AI-900 does not require deep implementation steps, but it does test whether you can match workloads to the correct Azure AI service family. Think in families rather than individual APIs.
Azure AI Services (formerly Cognitive Services) align well with perception and language tasks where you want pretrained capabilities: image analysis, OCR, speech-to-text, translation, and text analytics. Use this family when you want to add AI features without training a custom model from scratch.
Azure AI Vision supports perception workloads: analyzing images, detecting objects, and extracting text (OCR). If the scenario says “read receipts,” “scan IDs,” or “extract text from images,” Vision/OCR is a strong match.
Azure AI Language supports conversation and NLP workloads: sentiment analysis, key phrase extraction, entity recognition, summarization, and some conversational understanding patterns. If the scenario is “analyze customer emails,” this is typically Language.
Azure AI Speech supports audio-based perception/conversation: speech recognition, speech synthesis, and translation in speech contexts. Keywords: “call center audio,” “transcribe,” “text-to-speech.”
Azure AI Foundry / Azure OpenAI supports generative AI workloads: LLM-based chat, content generation, summarization, and copilots, with prompting as a core skill. If the scenario emphasizes drafting, reasoning over text, or creating new content, this is the family to think about.
Azure Machine Learning fits prediction workloads and custom model lifecycle needs: training, evaluating, deploying, and managing ML models (including MLOps).

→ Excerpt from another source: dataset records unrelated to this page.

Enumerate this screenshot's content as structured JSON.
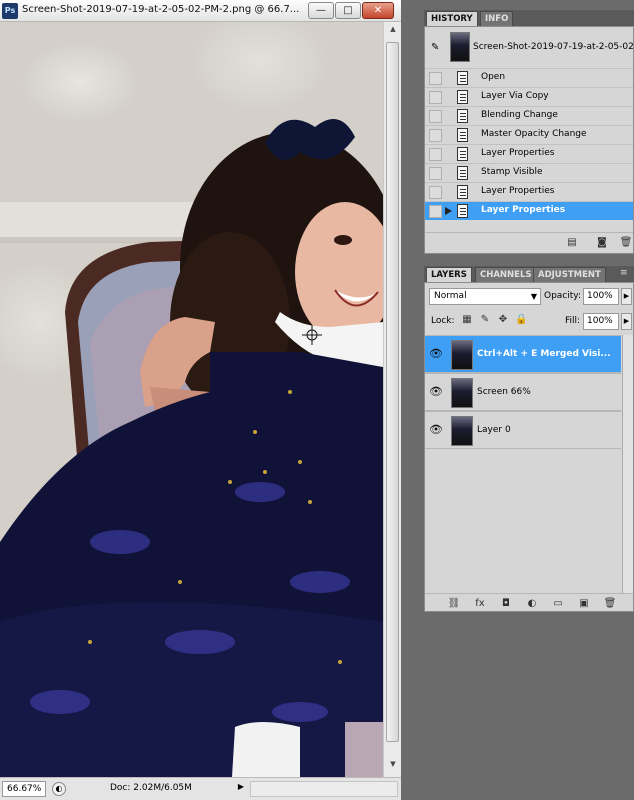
{
  "document": {
    "title": "Screen-Shot-2019-07-19-at-2-05-02-PM-2.png @ 66.7...",
    "app_icon": "Ps",
    "window_buttons": {
      "minimize": "—",
      "maximize": "□",
      "close": "✕"
    },
    "zoom": "66.67%",
    "doc_size": "Doc: 2.02M/6.05M"
  },
  "history": {
    "tabs": [
      {
        "label": "HISTORY"
      },
      {
        "label": "INFO"
      }
    ],
    "snapshot_name": "Screen-Shot-2019-07-19-at-2-05-02-...",
    "steps": [
      {
        "label": "Open"
      },
      {
        "label": "Layer Via Copy"
      },
      {
        "label": "Blending Change"
      },
      {
        "label": "Master Opacity Change"
      },
      {
        "label": "Layer Properties"
      },
      {
        "label": "Stamp Visible"
      },
      {
        "label": "Layer Properties"
      },
      {
        "label": "Layer Properties"
      }
    ],
    "selected_index": 7
  },
  "layers": {
    "tabs": [
      {
        "label": "LAYERS"
      },
      {
        "label": "CHANNELS"
      },
      {
        "label": "ADJUSTMENT"
      }
    ],
    "blend_mode": "Normal",
    "opacity_label": "Opacity:",
    "opacity": "100%",
    "lock_label": "Lock:",
    "fill_label": "Fill:",
    "fill": "100%",
    "items": [
      {
        "name": "Ctrl+Alt + E  Merged Visi..."
      },
      {
        "name": "Screen 66%"
      },
      {
        "name": "Layer 0"
      }
    ],
    "selected_index": 0
  },
  "colors": {
    "selection": "#3f9ff5",
    "panel_bg": "#d6d6d6",
    "workspace": "#6b6b6b"
  }
}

If the scenario mentions “train a model using our historical data,” “track experiments,” or “deploy to an endpoint,” that points to Azure Machine Learning.
Exam Tip: Prebuilt AI Services are the default when the task is common and well-supported (OCR, translation, sentiment). Azure Machine Learning is the default when you need custom prediction using your own labeled dataset.
This section is your test-day method, without listing full questions in the chapter text. When you see an exam scenario, do three passes: workload type, data type, and risk.
Pass 1: Identify the workload. Ask: Is the system predicting an outcome (prediction), interpreting images/audio (perception), interacting in language (conversation), or creating new content (generation)? If the scenario uses “chat,” don’t stop there—determine whether the chat is retrieving facts (conversation/NLP) or drafting new outputs (generation).
Pass 2: Identify the data. Structured tables and labeled outcomes suggest ML prediction with features/labels. Images, video, and scanned documents suggest Vision/OCR. Free-form text suggests Language. Audio suggests Speech. Mixed enterprise content with “draft a response” suggests generative AI plus grounding (and therefore stronger privacy/security considerations).
Pass 3: Apply Responsible AI. Look for signals: protected classes (fairness), safety-critical decisions (reliability/safety), PII and regulated data (privacy/security), accessibility and multilingual users (inclusiveness), user disclosure/explanations (transparency), and governance/ownership (accountability).
Common exam traps to avoid:
Remediation plan (if you miss Domain 1 items): Reclassify each missed scenario into one of the four workload types, rewrite it using the terms “features,” “labels,” and “inference,” then map it to one Azure family. Finally, name the most relevant Responsible AI principle and the business risk it prevents. This loop builds the exact recognition skill the AI-900 exam rewards.
1. A retailer wants to predict next month’s demand for each product to reduce stockouts. The company has three years of historical sales data labeled with the quantity sold per month. Which AI workload type best fits this scenario?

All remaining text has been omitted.